Second Circuit Defers Decision and Certifies Questions Arising Under New York Labor Law to New York Court of Appeals

Section 196-d of the New York State Labor Law prohibits an employer or his “agent” from participating in a tip pool intended for employees. At issue in Barenboim v. Starbucks Corporation, No. 10-4912-cv, (“Barenboim”), is whether a Starbucks “shift supervisor” is an “agent,” and, thus, not permitted to share in tips with baristas, over whom they exercise limited supervisory functions. At issue in a related case, Winans v.

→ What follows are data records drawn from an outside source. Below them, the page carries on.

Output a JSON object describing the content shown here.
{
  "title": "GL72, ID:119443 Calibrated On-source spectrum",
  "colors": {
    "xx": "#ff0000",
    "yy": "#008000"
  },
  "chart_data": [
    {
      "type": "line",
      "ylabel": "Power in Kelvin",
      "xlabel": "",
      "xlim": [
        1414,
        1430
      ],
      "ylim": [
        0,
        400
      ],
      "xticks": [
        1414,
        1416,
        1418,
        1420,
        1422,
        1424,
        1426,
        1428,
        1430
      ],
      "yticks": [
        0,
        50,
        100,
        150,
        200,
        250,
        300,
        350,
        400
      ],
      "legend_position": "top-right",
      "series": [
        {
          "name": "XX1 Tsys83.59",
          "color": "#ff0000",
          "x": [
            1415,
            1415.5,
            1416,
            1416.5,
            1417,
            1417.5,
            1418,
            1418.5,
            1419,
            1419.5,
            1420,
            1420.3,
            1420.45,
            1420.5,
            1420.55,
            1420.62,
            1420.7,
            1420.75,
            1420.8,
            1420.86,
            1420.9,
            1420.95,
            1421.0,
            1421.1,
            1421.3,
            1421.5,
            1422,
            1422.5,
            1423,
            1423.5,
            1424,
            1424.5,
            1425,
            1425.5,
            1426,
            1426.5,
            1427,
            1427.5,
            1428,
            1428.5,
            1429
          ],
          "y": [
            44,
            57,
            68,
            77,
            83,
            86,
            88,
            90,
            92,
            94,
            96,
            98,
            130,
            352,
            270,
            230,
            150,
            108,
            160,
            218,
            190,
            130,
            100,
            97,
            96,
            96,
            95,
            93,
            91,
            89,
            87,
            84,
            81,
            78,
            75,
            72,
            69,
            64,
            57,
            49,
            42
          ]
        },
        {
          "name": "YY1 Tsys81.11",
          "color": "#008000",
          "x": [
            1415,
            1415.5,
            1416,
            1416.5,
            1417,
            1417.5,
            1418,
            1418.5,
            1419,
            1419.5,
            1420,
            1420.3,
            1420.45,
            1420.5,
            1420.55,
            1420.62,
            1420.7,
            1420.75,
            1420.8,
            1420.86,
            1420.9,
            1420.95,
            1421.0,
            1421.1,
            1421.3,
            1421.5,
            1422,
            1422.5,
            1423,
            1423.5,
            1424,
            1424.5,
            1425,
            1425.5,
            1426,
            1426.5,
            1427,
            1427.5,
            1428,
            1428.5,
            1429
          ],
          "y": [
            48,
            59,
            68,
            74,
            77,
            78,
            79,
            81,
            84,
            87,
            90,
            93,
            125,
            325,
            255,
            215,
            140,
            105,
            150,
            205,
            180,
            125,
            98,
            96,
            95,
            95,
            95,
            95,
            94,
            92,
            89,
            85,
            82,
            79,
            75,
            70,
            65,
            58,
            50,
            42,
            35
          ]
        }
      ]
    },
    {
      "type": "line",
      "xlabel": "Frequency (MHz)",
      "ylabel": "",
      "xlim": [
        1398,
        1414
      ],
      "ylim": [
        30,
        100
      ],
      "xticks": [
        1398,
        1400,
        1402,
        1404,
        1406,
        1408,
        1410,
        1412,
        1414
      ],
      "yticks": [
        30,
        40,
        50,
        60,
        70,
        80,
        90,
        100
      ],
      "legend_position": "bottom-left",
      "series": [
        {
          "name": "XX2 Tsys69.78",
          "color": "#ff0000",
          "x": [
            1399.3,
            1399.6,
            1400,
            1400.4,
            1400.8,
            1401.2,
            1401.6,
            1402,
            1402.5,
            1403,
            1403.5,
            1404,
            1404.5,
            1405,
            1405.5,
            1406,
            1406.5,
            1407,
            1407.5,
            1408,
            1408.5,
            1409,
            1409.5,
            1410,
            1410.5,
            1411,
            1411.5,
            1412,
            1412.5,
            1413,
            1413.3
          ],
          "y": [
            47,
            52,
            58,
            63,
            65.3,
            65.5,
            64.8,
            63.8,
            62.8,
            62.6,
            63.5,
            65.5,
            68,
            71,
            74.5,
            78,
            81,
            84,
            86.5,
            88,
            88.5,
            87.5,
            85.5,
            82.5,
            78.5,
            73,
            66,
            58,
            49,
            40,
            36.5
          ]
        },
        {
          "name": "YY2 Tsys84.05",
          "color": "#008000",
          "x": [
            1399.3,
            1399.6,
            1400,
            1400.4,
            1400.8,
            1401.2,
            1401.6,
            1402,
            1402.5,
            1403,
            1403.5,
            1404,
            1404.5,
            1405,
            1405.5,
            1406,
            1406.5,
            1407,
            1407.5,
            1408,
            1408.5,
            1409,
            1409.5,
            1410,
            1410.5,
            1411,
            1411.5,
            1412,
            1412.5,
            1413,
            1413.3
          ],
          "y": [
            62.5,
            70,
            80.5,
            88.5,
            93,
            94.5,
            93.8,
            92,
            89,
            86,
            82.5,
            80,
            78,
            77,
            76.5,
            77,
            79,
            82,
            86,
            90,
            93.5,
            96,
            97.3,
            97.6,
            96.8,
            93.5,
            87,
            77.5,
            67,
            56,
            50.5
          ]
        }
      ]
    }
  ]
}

Starbucks Corporation, No. 11-3199-cv, (“Winans”) is whether “assistant store managers,” whom Starbucks does exclude from participation in the tip pool, must be permitted to share in tips pursuant to section 196-d of the New York State Labor Law.
The issue in Barenboim turns on the meaning of the term “agent.” In Winans, the issue is whether New York Labor Law § 196-d, although prohibiting certain classes of employees from participating in a tip pool, mandates that certain employees be included.
Both cases were filed in federal District Court for the Southern District of New York. The lower courts dismissed both cases, and the plaintiffs appealed. The Second Circuit Court of Appeals determined that because the issues were novel under New York State law, it would defer their determination and certify them for resolution to New York’s highest court — the New York State Court of Appeals.
Consequently, these fact-specific issues will remain unresolved for now.